The evening started out like usual. Kait and Colin played with their toys on the living room floor, my ex sat on the computer playing video games, and I read the paper. I started with the comics, moved on to the Life section, and then mosied on over to the Front section. And that’s where I dissolved into tears. Twenty-one year old Matthew Shepard, a student at the University of Wyoming, accepted a ride home from two men he thought were friends. Instead they drove him to a rural road, tied him to a fence, and beat him nearly to death with their rifles. He died of severe head trauma six days later.
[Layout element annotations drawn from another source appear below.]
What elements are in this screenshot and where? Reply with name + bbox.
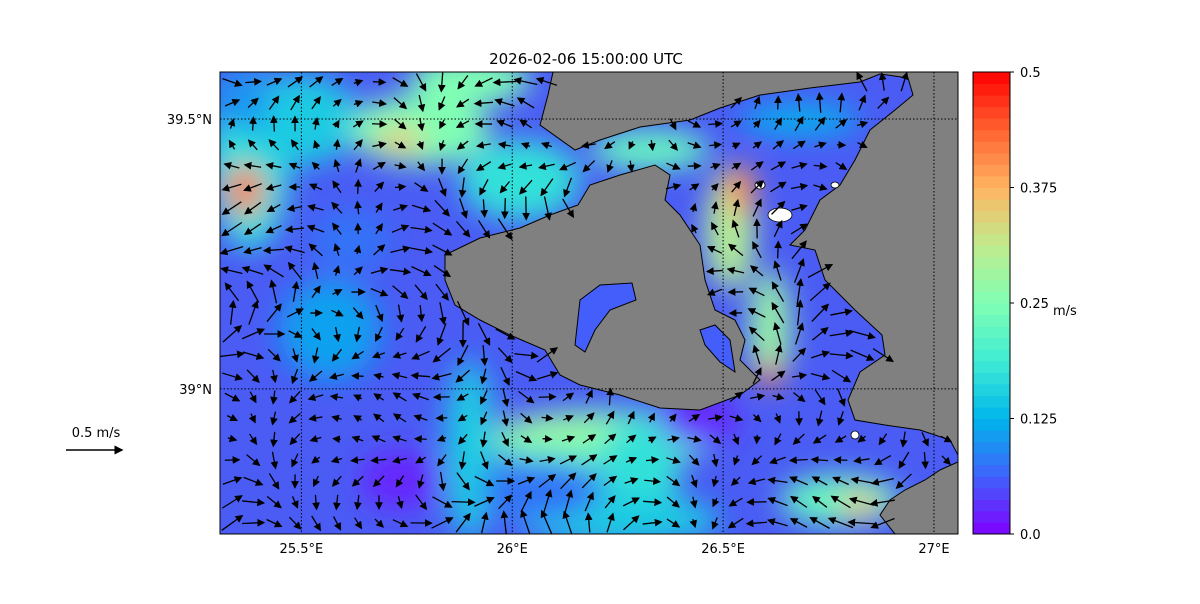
colorbar-step <box>973 315 1010 327</box>
current-arrow <box>352 376 363 377</box>
colorbar-step <box>973 349 1010 361</box>
colorbar-step <box>973 453 1010 465</box>
lon-tick-label: 26°E <box>497 542 528 557</box>
colorbar-step <box>973 268 1010 280</box>
current-arrow <box>778 242 779 259</box>
map-area <box>210 55 958 545</box>
current-arrow <box>757 435 758 443</box>
colorbar-step <box>973 522 1010 534</box>
current-arrow <box>372 124 386 125</box>
current-arrow <box>778 97 779 110</box>
colorbar-step <box>973 118 1010 130</box>
current-arrow <box>505 198 506 218</box>
colorbar-step <box>973 141 1010 153</box>
speed-patch <box>210 70 270 130</box>
colorbar-step <box>973 164 1010 176</box>
colorbar-step <box>973 84 1010 96</box>
speed-patch <box>725 165 755 215</box>
colorbar-step <box>973 199 1010 211</box>
speed-patch <box>350 95 490 165</box>
colorbar-step <box>973 407 1010 419</box>
colorbar-step <box>973 257 1010 269</box>
current-arrow <box>253 117 254 130</box>
island-islet <box>768 208 792 222</box>
colorbar-step <box>973 476 1010 488</box>
island-islet <box>851 431 859 439</box>
colorbar-step <box>973 211 1010 223</box>
colorbar-step <box>973 465 1010 477</box>
reference-arrow-label: 0.5 m/s <box>72 426 121 441</box>
colorbar-tick-label: 0.25 <box>1020 297 1049 312</box>
lat-tick-label: 39°N <box>179 383 212 398</box>
colorbar-step <box>973 95 1010 107</box>
current-arrow <box>543 439 552 440</box>
colorbar-step <box>973 430 1010 442</box>
colorbar-step <box>973 419 1010 431</box>
colorbar-ticks: 0.0 0.125 0.25 0.375 0.5 <box>1010 66 1057 543</box>
colorbar-tick-label: 0.125 <box>1020 413 1057 428</box>
colorbar-step <box>973 291 1010 303</box>
speed-patch <box>375 130 425 150</box>
colorbar-step <box>973 488 1010 500</box>
colorbar-steps <box>973 72 1010 535</box>
current-arrow <box>225 460 239 461</box>
current-arrow <box>835 460 848 461</box>
colorbar-step <box>973 234 1010 246</box>
colorbar-step <box>973 176 1010 188</box>
colorbar-step <box>973 442 1010 454</box>
colorbar-tick-label: 0.5 <box>1020 66 1041 81</box>
colorbar-step <box>973 338 1010 350</box>
reference-arrow: 0.5 m/s <box>66 426 122 450</box>
colorbar-step <box>973 72 1010 84</box>
longitude-ticks: 25.5°E 26°E 26.5°E 27°E <box>280 542 950 557</box>
island-islet <box>831 182 839 188</box>
colorbar-step <box>973 130 1010 142</box>
colorbar-step <box>973 153 1010 165</box>
lat-tick-label: 39.5°N <box>167 113 212 128</box>
lon-tick-label: 27°E <box>918 542 949 557</box>
lon-tick-label: 26.5°E <box>701 542 745 557</box>
colorbar-label: m/s <box>1053 304 1077 319</box>
colorbar: 0.0 0.125 0.25 0.375 0.5 m/s <box>973 66 1077 543</box>
colorbar-step <box>973 384 1010 396</box>
current-arrow <box>373 82 385 83</box>
colorbar-step <box>973 511 1010 523</box>
current-arrow <box>274 116 275 131</box>
colorbar-step <box>973 361 1010 373</box>
current-arrow <box>333 439 340 440</box>
map-title: 2026-02-06 15:00:00 UTC <box>489 50 683 68</box>
speed-patch <box>310 210 390 270</box>
latitude-ticks: 39.5°N 39°N <box>167 113 212 398</box>
speed-patch <box>480 460 600 520</box>
colorbar-tick-label: 0.375 <box>1020 182 1057 197</box>
colorbar-step <box>973 280 1010 292</box>
current-arrow <box>452 502 475 503</box>
colorbar-step <box>973 188 1010 200</box>
colorbar-step <box>973 107 1010 119</box>
colorbar-tick-label: 0.0 <box>1020 528 1041 543</box>
current-arrow <box>358 180 359 194</box>
colorbar-step <box>973 326 1010 338</box>
colorbar-step <box>973 245 1010 257</box>
lon-tick-label: 25.5°E <box>280 542 324 557</box>
colorbar-step <box>973 222 1010 234</box>
speed-patch <box>500 415 620 445</box>
speed-patch <box>445 360 495 540</box>
colorbar-step <box>973 395 1010 407</box>
colorbar-step <box>973 372 1010 384</box>
colorbar-step <box>973 499 1010 511</box>
speed-patch <box>460 140 580 220</box>
colorbar-step <box>973 303 1010 315</box>
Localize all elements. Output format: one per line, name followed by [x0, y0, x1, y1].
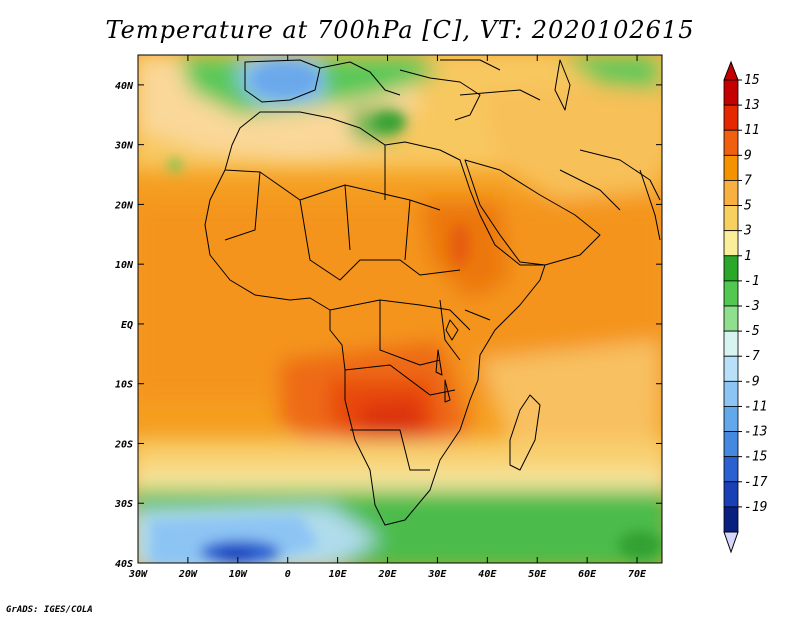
colorbar-top-arrow — [723, 60, 739, 81]
colorbar-swatch — [723, 380, 739, 407]
colorbar-label: -9 — [744, 374, 760, 389]
x-tick-label: 60E — [578, 569, 597, 580]
colorbar-swatch — [723, 104, 739, 131]
y-tick-label: 20S — [114, 439, 133, 450]
y-tick-label: 20N — [114, 200, 134, 211]
x-tick-label: 20E — [377, 569, 397, 580]
colorbar-label: 11 — [744, 123, 760, 138]
colorbar-label: -5 — [744, 324, 760, 339]
y-tick-label: 40S — [115, 559, 133, 570]
colorbar-swatch — [723, 456, 739, 483]
colorbar-label: 7 — [744, 173, 752, 188]
colorbar-label: -1 — [744, 274, 760, 289]
colorbar-swatch — [723, 205, 739, 232]
colorbar-label: -11 — [744, 399, 767, 414]
colorbar-label: 1 — [744, 249, 752, 264]
x-tick-label: 10E — [329, 569, 348, 580]
colorbar-label: 3 — [743, 224, 752, 239]
colorbar-swatch — [723, 305, 739, 332]
chart-title: Temperature at 700hPa [C], VT: 202010261… — [105, 16, 695, 44]
colorbar-swatch — [723, 506, 739, 533]
x-axis-ticks: 30W 20W 10W 0 10E 20E 30E 40E 50E 60E 70E — [128, 55, 647, 580]
x-tick-label: 10W — [229, 569, 248, 580]
y-tick-label: 30N — [114, 141, 134, 152]
y-tick-label: 40N — [115, 81, 134, 92]
credit-text: GrADS: IGES/COLA — [6, 605, 93, 615]
y-tick-label: 30S — [114, 499, 133, 510]
colorbar-label: 5 — [744, 199, 752, 214]
colorbar-swatch — [723, 230, 739, 257]
plot-frame — [137, 54, 663, 564]
x-tick-label: 70E — [628, 569, 647, 580]
colorbar-swatch — [723, 129, 739, 156]
colorbar-swatch — [723, 79, 739, 106]
y-axis-ticks: 40N 30N 20N 10N EQ 10S 20S 30S 40S — [114, 81, 662, 570]
x-tick-label: 0 — [285, 569, 291, 580]
colorbar-swatch — [723, 406, 739, 432]
x-tick-label: 20W — [178, 569, 198, 580]
colorbar-label: -7 — [744, 349, 760, 364]
colorbar: 15 13 11 9 7 5 3 1 -1 -3 -5 -7 -9 -11 -13 -15 -17 -19 — [723, 60, 768, 554]
colorbar-swatch — [723, 255, 739, 282]
colorbar-label: -19 — [744, 500, 767, 515]
colorbar-swatch — [723, 280, 739, 307]
colorbar-label: -15 — [744, 450, 768, 465]
x-tick-label: 40E — [478, 569, 497, 580]
colorbar-label: 15 — [744, 73, 760, 88]
y-tick-label: EQ — [121, 320, 133, 331]
colorbar-swatch — [723, 431, 739, 458]
y-tick-label: 10N — [115, 260, 134, 271]
colorbar-bottom-arrow — [723, 531, 739, 554]
colorbar-label: -3 — [744, 299, 760, 314]
colorbar-label: 9 — [744, 148, 752, 163]
colorbar-swatch — [723, 481, 739, 508]
colorbar-swatch — [723, 355, 739, 382]
colorbar-label: -17 — [744, 475, 768, 490]
y-tick-label: 10S — [115, 380, 133, 391]
colorbar-swatch — [723, 180, 739, 206]
colorbar-swatch — [723, 330, 739, 357]
coastlines — [204, 59, 661, 526]
colorbar-label: 13 — [744, 98, 760, 113]
colorbar-label: -13 — [744, 425, 767, 440]
x-tick-label: 30E — [427, 569, 447, 580]
temperature-field — [138, 55, 662, 563]
x-tick-label: 50E — [528, 569, 547, 580]
x-tick-label: 30W — [128, 569, 148, 580]
colorbar-swatch — [723, 154, 739, 181]
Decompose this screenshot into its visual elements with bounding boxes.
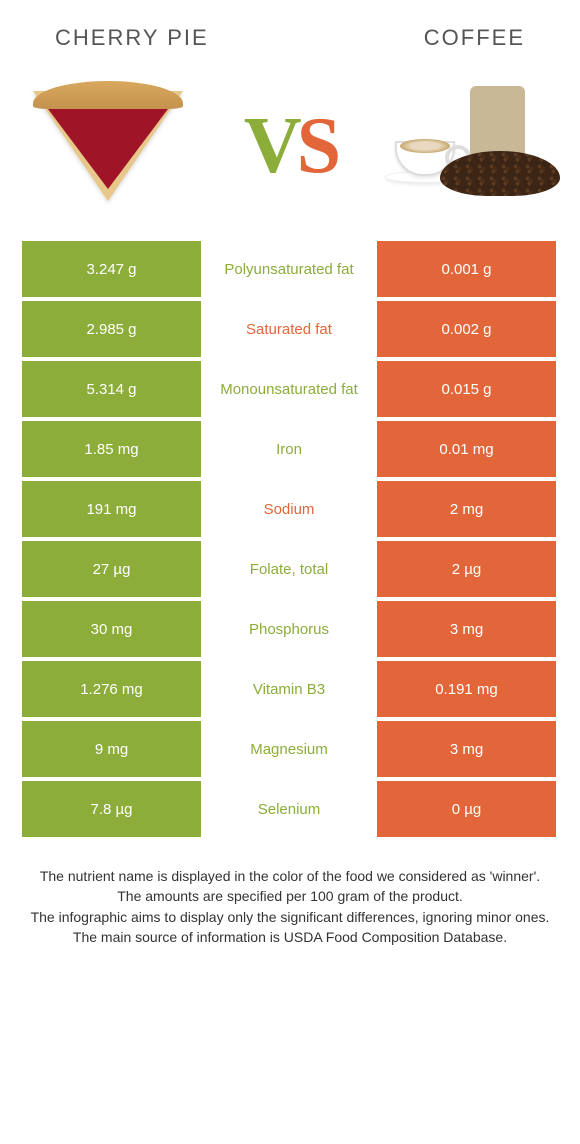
vs-label: VS: [244, 101, 336, 192]
nutrient-label: Sodium: [204, 481, 374, 537]
right-value: 0 µg: [377, 781, 556, 837]
footer-notes: The nutrient name is displayed in the co…: [0, 841, 580, 947]
table-row: 5.314 gMonounsaturated fat0.015 g: [22, 361, 558, 417]
table-row: 191 mgSodium2 mg: [22, 481, 558, 537]
nutrient-table: 3.247 gPolyunsaturated fat0.001 g2.985 g…: [22, 241, 558, 837]
header: CHERRY PIE COFFEE: [0, 0, 580, 61]
table-row: 30 mgPhosphorus3 mg: [22, 601, 558, 657]
vs-s: S: [297, 102, 337, 190]
nutrient-label: Monounsaturated fat: [204, 361, 374, 417]
hero-row: VS: [0, 61, 580, 241]
footer-line: The nutrient name is displayed in the co…: [28, 866, 552, 886]
left-value: 3.247 g: [22, 241, 201, 297]
coffee-image: [385, 76, 560, 216]
left-value: 7.8 µg: [22, 781, 201, 837]
table-row: 3.247 gPolyunsaturated fat0.001 g: [22, 241, 558, 297]
vs-v: V: [244, 102, 297, 190]
left-value: 1.276 mg: [22, 661, 201, 717]
left-value: 9 mg: [22, 721, 201, 777]
right-value: 0.191 mg: [377, 661, 556, 717]
right-value: 2 mg: [377, 481, 556, 537]
right-value: 3 mg: [377, 601, 556, 657]
nutrient-label: Saturated fat: [204, 301, 374, 357]
right-value: 0.001 g: [377, 241, 556, 297]
left-food-title: CHERRY PIE: [55, 25, 209, 51]
left-value: 5.314 g: [22, 361, 201, 417]
footer-line: The infographic aims to display only the…: [28, 907, 552, 927]
footer-line: The main source of information is USDA F…: [28, 927, 552, 947]
nutrient-label: Phosphorus: [204, 601, 374, 657]
nutrient-label: Folate, total: [204, 541, 374, 597]
right-value: 0.002 g: [377, 301, 556, 357]
right-value: 0.01 mg: [377, 421, 556, 477]
left-value: 27 µg: [22, 541, 201, 597]
right-value: 3 mg: [377, 721, 556, 777]
left-value: 30 mg: [22, 601, 201, 657]
left-value: 191 mg: [22, 481, 201, 537]
table-row: 9 mgMagnesium3 mg: [22, 721, 558, 777]
cherry-pie-image: [20, 76, 195, 216]
table-row: 2.985 gSaturated fat0.002 g: [22, 301, 558, 357]
table-row: 7.8 µgSelenium0 µg: [22, 781, 558, 837]
nutrient-label: Polyunsaturated fat: [204, 241, 374, 297]
nutrient-label: Vitamin B3: [204, 661, 374, 717]
footer-line: The amounts are specified per 100 gram o…: [28, 886, 552, 906]
table-row: 1.276 mgVitamin B30.191 mg: [22, 661, 558, 717]
right-food-title: COFFEE: [424, 25, 525, 51]
table-row: 1.85 mgIron0.01 mg: [22, 421, 558, 477]
table-row: 27 µgFolate, total2 µg: [22, 541, 558, 597]
right-value: 0.015 g: [377, 361, 556, 417]
nutrient-label: Magnesium: [204, 721, 374, 777]
left-value: 2.985 g: [22, 301, 201, 357]
right-value: 2 µg: [377, 541, 556, 597]
left-value: 1.85 mg: [22, 421, 201, 477]
nutrient-label: Iron: [204, 421, 374, 477]
nutrient-label: Selenium: [204, 781, 374, 837]
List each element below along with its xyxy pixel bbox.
I cried while I read his article. Ugly cried to the point where my ex asked why I continued to read. But I couldn’t stop. At the time I told myself that I was crying for Matthew and for Colin, who was a sweet and gentle one year old at the time. I was also crying for me although I wouldn’t admit it. I clung to the label of “straight” like it was a lifeline although, to be fair, panromantic asexual wasn’t in my vocabulary in 1998. And it hadn’t been that long since I’d been a college student myself.
Now Colin’s 21 years old and part of the LGBTQIA community. He’s in continuing education, getting the education he couldn’t receive in high school, and planning on taking robotics. He’s young and bright with his whole future ahead of him. I worried for him every day when he was Emma and I still worry for him, albeit much less.
Matthew Shepard was also young and bright. A well travelled young man who loved politics and was studying it in university. He’d have been 40 years old now. What would he have accomplished as a gay HIV positive man to help the LGBTQIA community? What would he have fought for? What dreams did he have? What goals? What potential did we, as a society, lose when we lost him?
I still cry. I don’t think there’s a day when I read about him that I won’t.